Le week-end dernier, j’ai demandé à Ernest et à un ami venu chez nous ce qu’ils allaient faire lorsque le gouvernement interdirait l’utilisation des réseaux sociaux aux moins de 16 ans. Ils sont presque tombés du canapé en riant, ils ont même dû interrompre le jeu dans Play, comme c’est agréable de voir un fils heureux. Au début, cela m’a gêné qu’ils aient si peu de respect pour un père de famille et un hôte (respectivement), jusqu’à ce que je réalise qu’ils ne se moquaient pas de moi, mais de Pedro Sánchez, de ses ministres, de ses conseillers et même de leurs familles à tous, qu’ils considèrent comme des idiots sans exception.
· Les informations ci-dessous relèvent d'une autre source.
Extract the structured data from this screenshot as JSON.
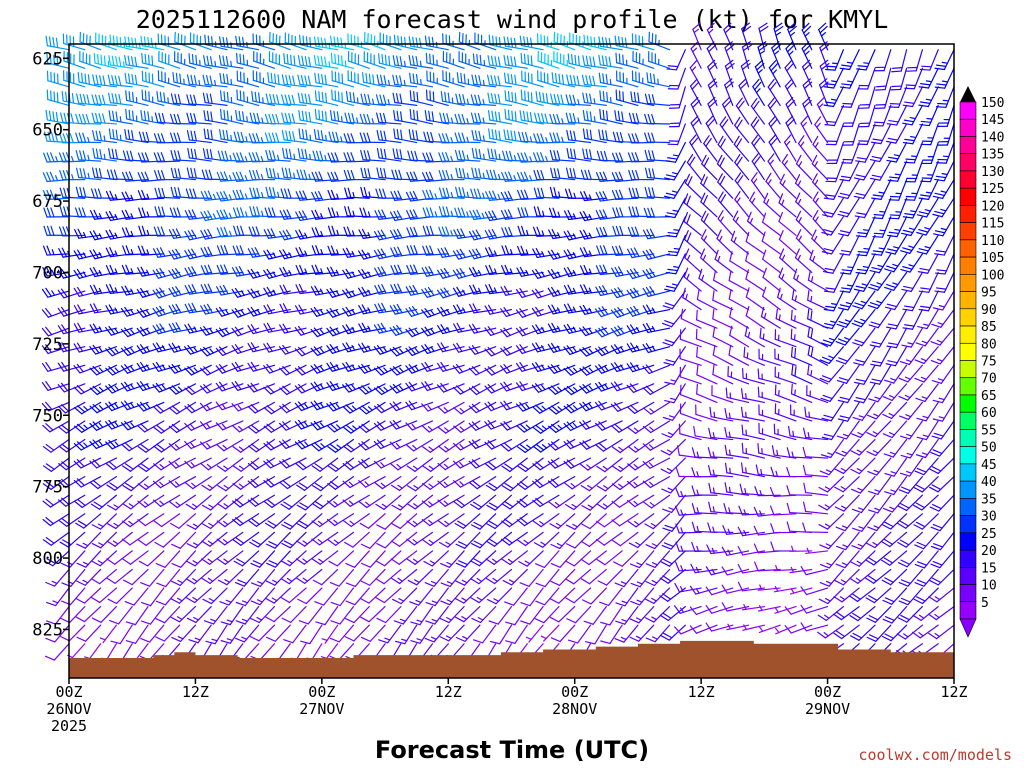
{
  "chart_data": {
    "type": "wind-barb-profile",
    "title": "2025112600 NAM forecast wind profile (kt) for KMYL",
    "xlabel": "Forecast Time (UTC)",
    "ylabel": "",
    "units": "kt",
    "y_ticks": [
      "625",
      "650",
      "675",
      "700",
      "725",
      "750",
      "775",
      "800",
      "825"
    ],
    "y_range_hpa": [
      620,
      842
    ],
    "x_range_hours": [
      0,
      84
    ],
    "x_ticks": [
      {
        "hour": 0,
        "line1": "00Z",
        "line2": "26NOV",
        "line3": "2025"
      },
      {
        "hour": 12,
        "line1": "12Z",
        "line2": "",
        "line3": ""
      },
      {
        "hour": 24,
        "line1": "00Z",
        "line2": "27NOV",
        "line3": ""
      },
      {
        "hour": 36,
        "line1": "12Z",
        "line2": "",
        "line3": ""
      },
      {
        "hour": 48,
        "line1": "00Z",
        "line2": "28NOV",
        "line3": ""
      },
      {
        "hour": 60,
        "line1": "12Z",
        "line2": "",
        "line3": ""
      },
      {
        "hour": 72,
        "line1": "00Z",
        "line2": "29NOV",
        "line3": ""
      },
      {
        "hour": 84,
        "line1": "12Z",
        "line2": "",
        "line3": ""
      }
    ],
    "colorbar": {
      "labels": [
        "150",
        "145",
        "140",
        "135",
        "130",
        "125",
        "120",
        "115",
        "110",
        "105",
        "100",
        "95",
        "90",
        "85",
        "80",
        "75",
        "70",
        "65",
        "60",
        "55",
        "50",
        "45",
        "40",
        "35",
        "30",
        "25",
        "20",
        "15",
        "10",
        "5"
      ],
      "colors": [
        "#ff00ff",
        "#ff00c8",
        "#ff0096",
        "#ff0064",
        "#ff0032",
        "#ff0000",
        "#ff2000",
        "#ff4000",
        "#ff6000",
        "#ff8000",
        "#ff9a00",
        "#ffb400",
        "#ffd200",
        "#ffee00",
        "#ffff00",
        "#c8ff00",
        "#64ff00",
        "#00ff00",
        "#00ff64",
        "#00ffb4",
        "#00ffe6",
        "#00c8ff",
        "#0096ff",
        "#0064ff",
        "#0032ff",
        "#0000ff",
        "#3200ff",
        "#5a00ff",
        "#7800ff",
        "#9600ff"
      ]
    },
    "terrain_color": "#a0522d",
    "terrain_hpa": [
      {
        "hour": 0,
        "p": 835
      },
      {
        "hour": 8,
        "p": 834
      },
      {
        "hour": 10,
        "p": 833
      },
      {
        "hour": 12,
        "p": 834
      },
      {
        "hour": 16,
        "p": 835
      },
      {
        "hour": 22,
        "p": 835
      },
      {
        "hour": 27,
        "p": 834
      },
      {
        "hour": 32,
        "p": 834
      },
      {
        "hour": 38,
        "p": 834
      },
      {
        "hour": 41,
        "p": 833
      },
      {
        "hour": 45,
        "p": 832
      },
      {
        "hour": 50,
        "p": 831
      },
      {
        "hour": 54,
        "p": 830
      },
      {
        "hour": 58,
        "p": 829
      },
      {
        "hour": 61,
        "p": 829
      },
      {
        "hour": 65,
        "p": 830
      },
      {
        "hour": 69,
        "p": 830
      },
      {
        "hour": 73,
        "p": 832
      },
      {
        "hour": 78,
        "p": 833
      },
      {
        "hour": 84,
        "p": 834
      }
    ],
    "barb_regimes": [
      {
        "from_hour": 0,
        "to_hour": 58,
        "upper_dir_deg": 285,
        "upper_speed_kt": 40,
        "lower_dir_deg": 215,
        "lower_speed_kt": 10
      },
      {
        "from_hour": 59,
        "to_hour": 72,
        "upper_dir_deg": 340,
        "upper_speed_kt": 20,
        "lower_dir_deg": 250,
        "lower_speed_kt": 10
      },
      {
        "from_hour": 73,
        "to_hour": 84,
        "upper_dir_deg": 200,
        "upper_speed_kt": 25,
        "lower_dir_deg": 230,
        "lower_speed_kt": 15
      }
    ]
  },
  "credit": "coolwx.com/models"
}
Et sans remède.
« Il n’existe aucun système pour contourner une telle interdiction », ont-ils ajouté après avoir repris leur souffle et m’avoir regardé comme si j’étais un Martien, pour leur avoir posé une question aussi absurde.
Je prédis pour ce nouveau toast au soleil le même avenir que pour l’abolition de la prostitution, qui était un autre génie du gouvernement et dont personne n’a parlé depuis des mois, probablement parce qu’ils ne savent pas comment le réaliser, à moins que les cas qui se font jour concernant les dirigeants du PSOE en tant qu’utilisateurs de ce service ne soient une tentative de réduire l’offre et d’empêcher quiconque d’y accéder. Si tel est le cas, nous devons reconnaître qu’ils travaillent pour atteindre leur objectif.
Si ce gouvernement se souciait vraiment de ses citoyens, avant de s’attaquer à la prostitution et à l’utilisation des réseaux sociaux, il commencerait par s’attaquer à des causes plus simples, comme abolir également la loi de la gravité, pour que je saute moi-même du balcon chaque matin pour quitter la maison, sans perdre de temps à appeler l’ascenseur. Cela ne nécessiterait rien de plus qu’une campagne organisée – ils ont beaucoup d’expérience en la matière – contre Newton sur TVE et les médias connexes, ainsi qu’un décret-loi annulant sa célèbre découverte. Le gouvernement et ses partenaires préfèrent plutôt attaquer des forteresses imprenables. Podemos a également présenté une motion, je ne sais plus où, pour interdire de jouer au football dans la cour d’école, démontrant que, contrairement à ce que l’on croit, c’est un parti qui continue de croire aux utopies, à bas le capital et le ballon réglementaire. Ils font même rire les adolescents.